Может ли представлять психологический, социальный интерес этот портрет? Несомненно. Один из немногих благожелательных отзывов на роман Золя дает возможность увидеть образ Муре в широком социальном аспекте. Это — вступление к публикации романа «Проступок аббата Муре» в журнале «Вестник Европы»: «Мы видим на сцене современной истории громадную армию ультрамонтанов и клерикалов то в их колоссальной борьбе с светской властью в Германии, то в ряде интриг, которыми они опутывают Францию, заливают кровью Испанию, подкапываются везде, где могут; но мы мало знаем, как вырабатывается эта армия; как она приготовляет себе адептов, будущих вождей и послушные им орудия, как она пользуется при этом в особенности безбрачием светского духовенства и как это безбрачие влияет на моральный быт отдельного человека; разъяснению именно этой последней темы и посвящен специально новый роман Золя»[140]
.После «Монахини» Дидро с ее грозной, публицистически выраженной антикатолической тенденцией во французской литературе не появлялось произведения, подобного «Проступку аббата Муре», где выработанная столетиями система религиозного воспитания ума и чувств, направленная на то, чтобы сделать человека «только вещью бога», предстала в наглядности и деловитой обыденности.
В связи с романом Золя нельзя не вспомнить страницы повести великого просветителя, где идет речь о жертвах, обреченных церкви.
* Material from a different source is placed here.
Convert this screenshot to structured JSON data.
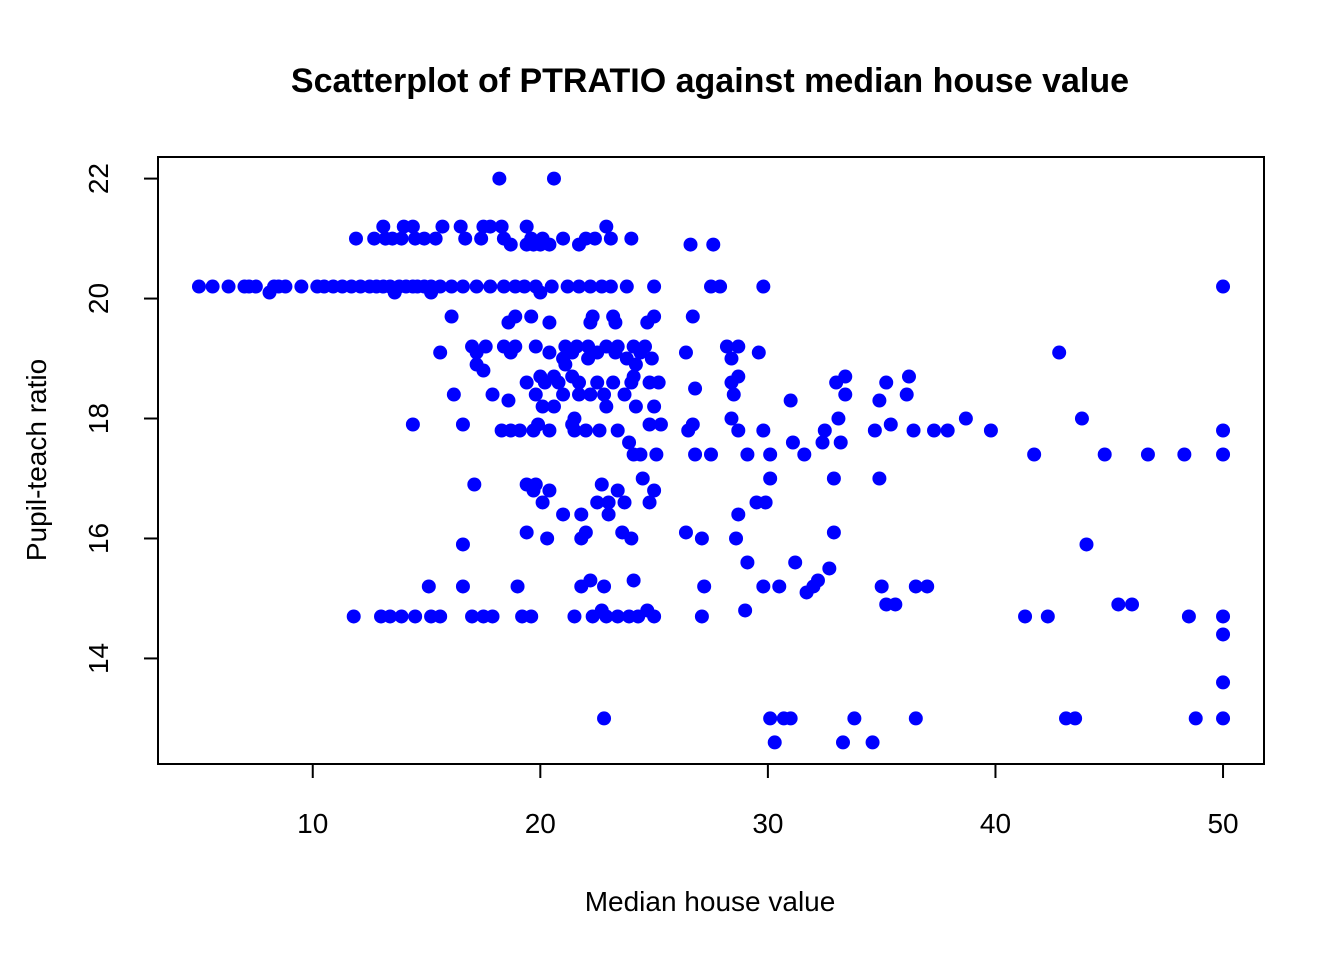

Одни из тех, кому дано увидеть «всю глубину своего несчастья», тщетно пытаются найти утешение у подножия алтаря, «призывают небо на помощь»; другие «ищут глубокого колодца, окон повыше, петли и порой находят это»; иные — слабые и хрупкие — томятся и угасают. «Счастливы только те монашествующие, которые несут свой крест, видя в том заслугу перед богом». Вот это уже напоминает счастье Сержа Муре и подобных ему, добровольно избравших путь отречения от жизни и не заметивших даже насилия, когда-то совершенного над их волей. «Счастье этой жизни они отдают в обмен на будущее блаженство; они обеспечивают его себе, добровольно жертвуя земным счастьем. Настрадавшись вдоволь, они говорят богу: „Amplius, Domine — господи, усугуби мои муки“… И почти никогда не бывает, чтобы бог не услышал этой молитвы…»[141]
.К исступленному культу девы Марии у Сержа Муре явственно примешивались оттенки земного обожания, и однообразное нанизывание одних и тех же слов в бесконечном повторении «Ave Maria» походило «на непрестанное признание в любви», всякий раз приобретавшее все новые, глубокие оттенки. Жажда жизни не совсем задавлена была в нем суровым уставом, но она проявлялась парадоксально — в формах, враждебных жизни, в состояниях религиозного экстаза. «Я смутно надеялся, что ты меня отыщешь, — признавался аббат Муре Альбине. — Видишь ли, я ждал тебя уже давно, но я никак не думал, что ты придешь ко мне без покрывала на волосах…» Соперничество с девой Марией даст Альбине минуты торжества. Она услышит от Сержа Муре: «Ведь это ты извлекла меня из-под земли… Как я мог жить без тебя… Я и не жил, я походил на какое-то сонное животное». Но у него не достанет сил освободиться вполне. Церковь возвышалась над ним «своими алтарями, своей исповедальней, своей кафедрой, своими крестами и образами святых».
«Я не хочу больше ощущать внутри себя ни нервов, ни мускулов, ни биения сердца, ни каких-либо желаний», — взывал аббат Муре к богу. «Я желаю быть камнем, который не сдвинется с места, на какое ты его бросишь; камнем, у которого не будет ни ушей, ни глаз…» Покинув Параду, он пытался стать камнем и, наконец, преуспел в этом.
Ранним утром аббат венчает деревенских жителей— Розали и Фортюне. А подружка невесты Бабэ, забежавшая в церковь по дороге на поля, по-своему переводит его глубокую сосредоточенность, поглощенность молитвой: «Мне кажется, у него какое-то горе».
Только что отказавшийся от счастья, осудивший себя на вечное одиночество, аббат Муре вразумляет соединившихся в браке, наставляет женщину, как жить ей, исполняя долг свой: «Будьте вашему мужу успокоением, счастьем…опорой его в часы уныния… Так и идите вдвоем, никуда не сбиваясь с прямого пути… Иначе вас ожидает страшная кара — потеря вашей любви». Он произносит слова, никогда, наверное, не звучавшие в этой церкви; слова, скорее из «Песни песней», чем из проповеди деревенского священника, венчающего согрешившую пару: «О, как тяжко жить без любви, оторвать плоть от плоти своей, не принадлежать тому, кто есть половина вас самих, погибать вдали от того, кого любишь».